Deuxième session d’assises : 6 affaires jugées au tribunal de Basse-Terre

Par 10/03/2025 - 05:08 • Mis à jour le 10/03/2025 - 09:00

Six affaires criminelles seront jugées jusqu’au 2 avril. Cinq d’entre elles ont conduit à la mort d’un homme. Les accusés encourent de lourdes peines, supérieures à 20 ans de réclusion criminelle.

    Deuxième session d’assises : 6 affaires jugées au tribunal de Basse-Terre
Cour d'assises de Basse-Terre

La cour d’assises de Basse-Terre ouvre ce lundi (10 mars) sa deuxième session de l’année. Jusqu’au 2 avril, six affaires criminelles seront examinées par les jurés.
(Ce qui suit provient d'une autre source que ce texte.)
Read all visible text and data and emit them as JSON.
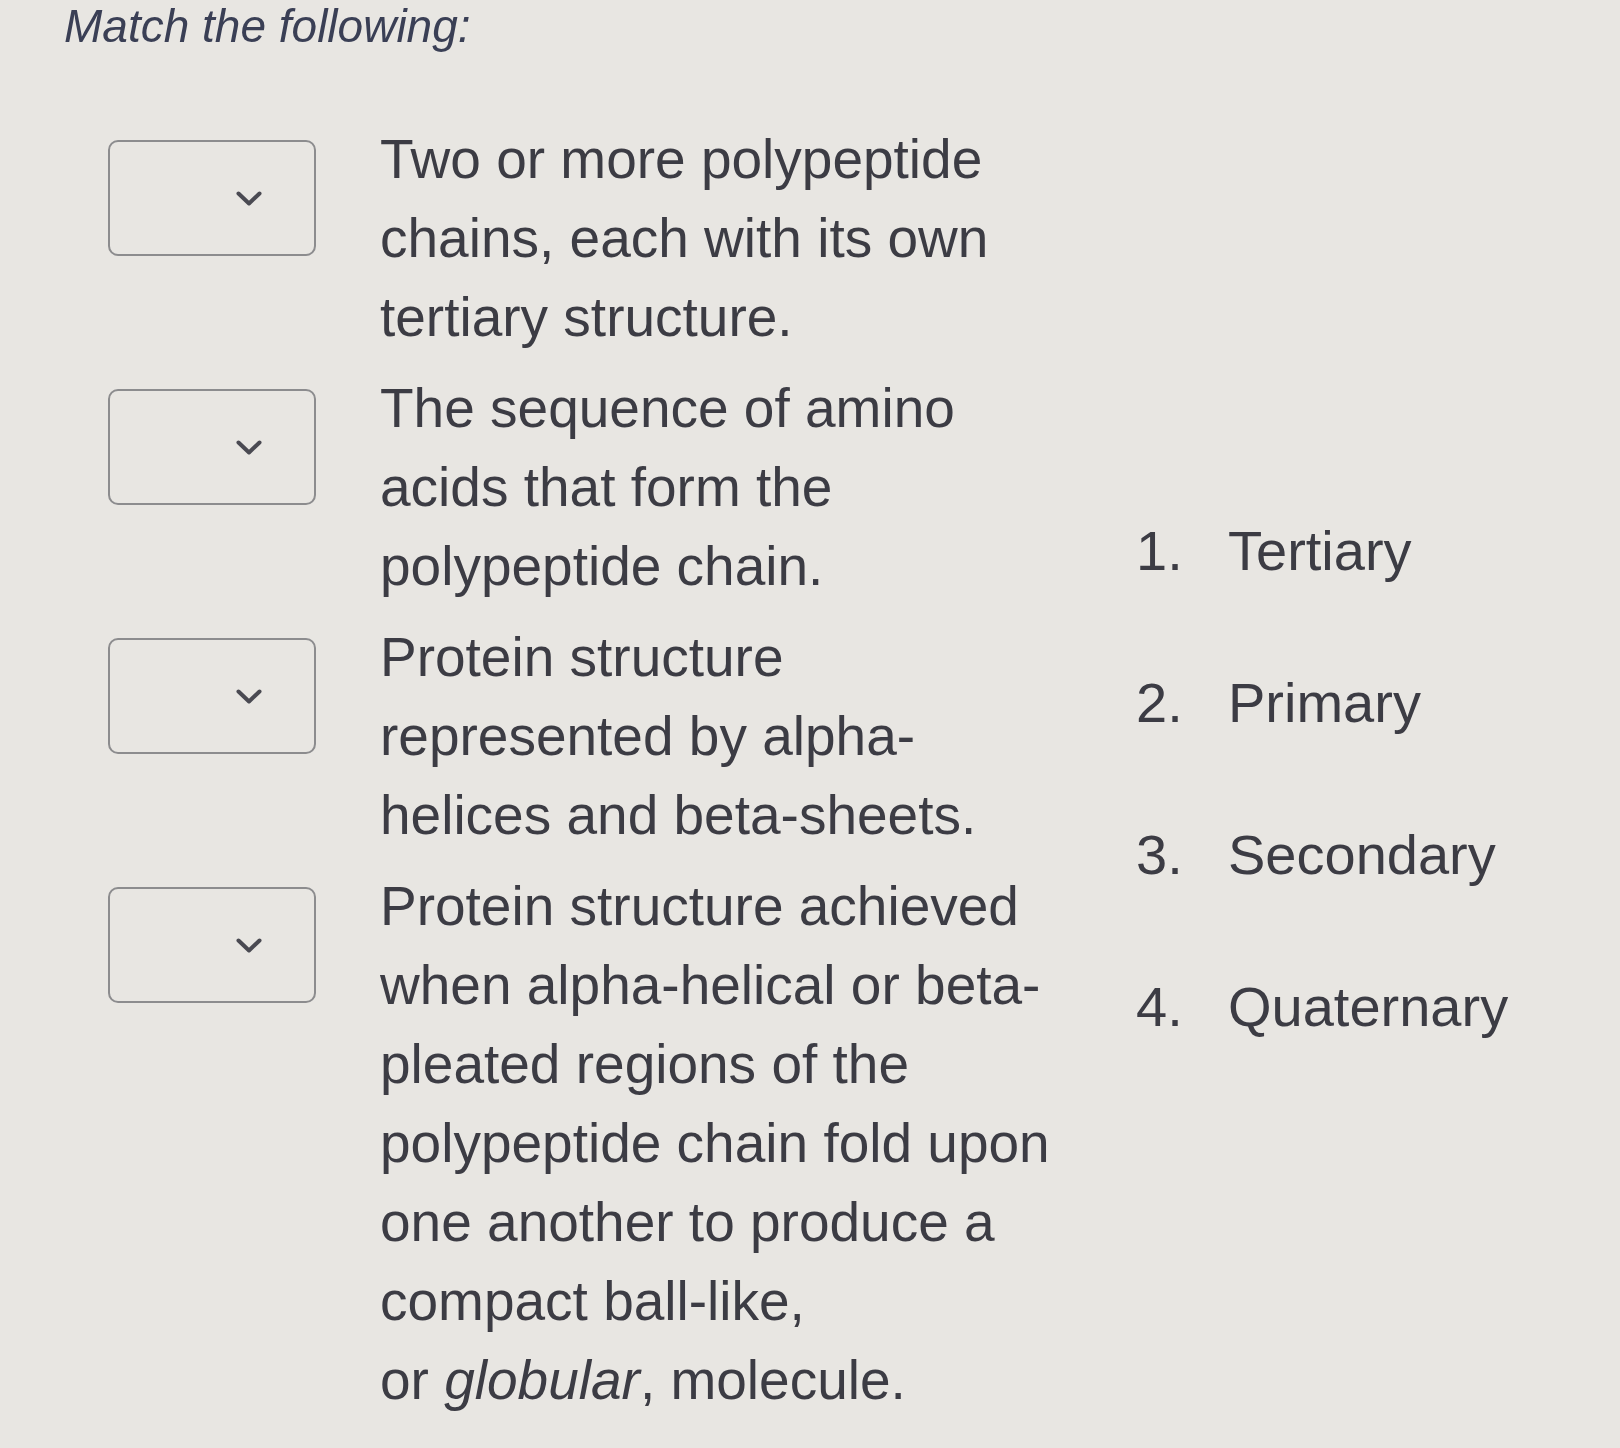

Parmi elles, cinq sont jugées en première instance, une autre en appel.

Les qualifications retenues sont particulièrement graves : un assassinat, trois meurtres, un vol ayant entraîné la mort, ainsi qu’un viol sur mineur de moins de 15 ans.

Quatre morts par armes blanches

Sur les six dossiers inscrits au rôle, cinq se sont soldés par la mort d’un homme. Dans quatre cas, l’arme utilisée était une arme blanche ; dans un autre, une arme à feu. Une série de drames sur fond de violences interpersonnelles.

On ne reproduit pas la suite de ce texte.